Continuing her painting as if nothing had happened, Carmen Herrera was neither stopped nor held back by the lack of recognition. Come what may, she continued to paint by “love of the pure line”, as she told the New York Times in 2009, considering that “Glory was something vulgar”. “It’s like a bus, which I’ve waited for almost a hundred years”, she also said.

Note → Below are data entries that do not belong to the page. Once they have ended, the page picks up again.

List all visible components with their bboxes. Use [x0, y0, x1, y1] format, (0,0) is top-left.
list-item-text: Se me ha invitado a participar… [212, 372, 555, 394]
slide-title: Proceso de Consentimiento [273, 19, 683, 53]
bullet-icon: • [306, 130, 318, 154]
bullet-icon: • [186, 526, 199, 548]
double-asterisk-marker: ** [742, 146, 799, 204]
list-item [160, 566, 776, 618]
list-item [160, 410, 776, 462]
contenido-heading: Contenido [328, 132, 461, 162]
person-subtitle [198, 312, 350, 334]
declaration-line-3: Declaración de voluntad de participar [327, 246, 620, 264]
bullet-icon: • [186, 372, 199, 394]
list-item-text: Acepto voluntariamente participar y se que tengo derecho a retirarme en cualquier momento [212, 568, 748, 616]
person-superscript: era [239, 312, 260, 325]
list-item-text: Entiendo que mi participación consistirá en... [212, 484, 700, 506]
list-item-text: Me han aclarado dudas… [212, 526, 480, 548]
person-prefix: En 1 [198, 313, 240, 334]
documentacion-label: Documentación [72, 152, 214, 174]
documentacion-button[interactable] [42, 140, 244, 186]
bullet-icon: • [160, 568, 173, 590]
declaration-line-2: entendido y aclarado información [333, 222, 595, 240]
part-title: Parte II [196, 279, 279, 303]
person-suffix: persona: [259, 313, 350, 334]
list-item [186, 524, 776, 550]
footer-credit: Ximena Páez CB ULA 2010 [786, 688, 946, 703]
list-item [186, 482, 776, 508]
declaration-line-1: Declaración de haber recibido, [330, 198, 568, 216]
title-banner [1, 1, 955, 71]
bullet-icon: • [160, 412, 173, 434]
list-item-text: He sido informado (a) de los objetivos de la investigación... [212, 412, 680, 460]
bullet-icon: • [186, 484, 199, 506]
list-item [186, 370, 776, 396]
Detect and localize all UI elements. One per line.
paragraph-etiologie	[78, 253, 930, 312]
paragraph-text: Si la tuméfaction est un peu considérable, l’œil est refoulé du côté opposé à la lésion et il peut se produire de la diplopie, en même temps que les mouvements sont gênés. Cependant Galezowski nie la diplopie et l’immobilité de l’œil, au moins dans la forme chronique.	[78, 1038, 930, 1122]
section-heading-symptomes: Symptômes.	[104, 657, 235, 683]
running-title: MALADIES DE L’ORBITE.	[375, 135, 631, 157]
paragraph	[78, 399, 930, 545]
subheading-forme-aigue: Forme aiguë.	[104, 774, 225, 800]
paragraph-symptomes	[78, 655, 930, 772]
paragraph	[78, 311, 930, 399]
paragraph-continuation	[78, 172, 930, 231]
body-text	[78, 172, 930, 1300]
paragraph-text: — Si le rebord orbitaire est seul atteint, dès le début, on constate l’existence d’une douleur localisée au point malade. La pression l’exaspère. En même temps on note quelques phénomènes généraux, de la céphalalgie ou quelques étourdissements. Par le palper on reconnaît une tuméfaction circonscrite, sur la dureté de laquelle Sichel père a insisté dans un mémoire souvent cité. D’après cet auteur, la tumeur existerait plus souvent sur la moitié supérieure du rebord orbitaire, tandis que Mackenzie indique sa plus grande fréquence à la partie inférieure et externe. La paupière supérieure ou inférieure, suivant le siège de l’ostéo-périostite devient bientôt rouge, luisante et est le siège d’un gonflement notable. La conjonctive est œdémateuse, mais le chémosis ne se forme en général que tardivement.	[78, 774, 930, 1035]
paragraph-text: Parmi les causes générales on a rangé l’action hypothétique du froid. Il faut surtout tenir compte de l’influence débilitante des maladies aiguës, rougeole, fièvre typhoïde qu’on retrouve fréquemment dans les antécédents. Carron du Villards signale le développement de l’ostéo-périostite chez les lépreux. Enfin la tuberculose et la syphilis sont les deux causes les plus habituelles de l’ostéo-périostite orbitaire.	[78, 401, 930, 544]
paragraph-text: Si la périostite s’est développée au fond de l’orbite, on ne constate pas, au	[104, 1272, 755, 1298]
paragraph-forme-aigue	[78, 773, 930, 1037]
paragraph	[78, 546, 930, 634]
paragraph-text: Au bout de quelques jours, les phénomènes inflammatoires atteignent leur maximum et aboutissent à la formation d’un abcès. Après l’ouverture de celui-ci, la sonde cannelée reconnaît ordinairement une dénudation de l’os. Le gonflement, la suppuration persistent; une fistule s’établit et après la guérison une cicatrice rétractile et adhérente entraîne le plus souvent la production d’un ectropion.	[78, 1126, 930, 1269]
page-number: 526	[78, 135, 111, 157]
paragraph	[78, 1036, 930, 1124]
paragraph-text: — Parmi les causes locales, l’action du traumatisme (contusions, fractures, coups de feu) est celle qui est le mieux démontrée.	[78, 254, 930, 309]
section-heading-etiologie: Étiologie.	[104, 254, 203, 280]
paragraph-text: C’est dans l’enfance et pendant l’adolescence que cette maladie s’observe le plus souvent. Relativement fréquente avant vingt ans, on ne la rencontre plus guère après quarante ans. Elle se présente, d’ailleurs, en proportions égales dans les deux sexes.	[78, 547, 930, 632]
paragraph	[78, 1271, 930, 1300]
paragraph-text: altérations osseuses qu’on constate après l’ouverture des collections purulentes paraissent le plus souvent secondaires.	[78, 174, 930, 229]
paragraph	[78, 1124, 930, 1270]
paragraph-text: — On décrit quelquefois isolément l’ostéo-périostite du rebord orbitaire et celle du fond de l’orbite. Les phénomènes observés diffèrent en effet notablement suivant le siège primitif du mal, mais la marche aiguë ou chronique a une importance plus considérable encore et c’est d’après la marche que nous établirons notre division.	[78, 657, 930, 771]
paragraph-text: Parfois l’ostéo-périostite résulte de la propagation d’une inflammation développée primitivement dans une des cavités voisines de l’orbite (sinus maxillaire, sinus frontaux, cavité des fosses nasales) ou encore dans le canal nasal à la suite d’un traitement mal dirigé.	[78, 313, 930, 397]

The search for colors and pure shapes
Born in Havana in 1915, the artist grew up in a progressive family: her father was the founder ofThe world in Cuba and her mother, a feminist, works as a reporter. It was in Paris and Havana that Carmen Herrera studied art, art history and architecture. During the war, as a student at the Art Students League in New York (1942-1943), she met Barnett Newman and Ellsworth Kelly, great figures of abstract expressionism. In the 1950s, the Cuban-American artist exhibited at the Salon des Réalités Nouvelles in Paris, a pool of abstraction, concrete art and geometric art. If she lives between Havana and Paris in the 30s and 40s, she settles permanently in New York in 1954. And perseveres without flinching, living on little, financially supported by her husband, in her search for colors and pure shapes. . In 2004, his style was compared by a critic of the New York Times to that of Piet Mondrian, Ellsworth Kelly and Lygia Clark: his success finally broke out. Today, his paintings are part of the collections of Moma, the Tate Modern or the Walker Art Center in Minneapolis. In Paris, in 2021, two of his paintings were noticed in the exhibition “Elles font l’abstraction” at the Center Pompidou.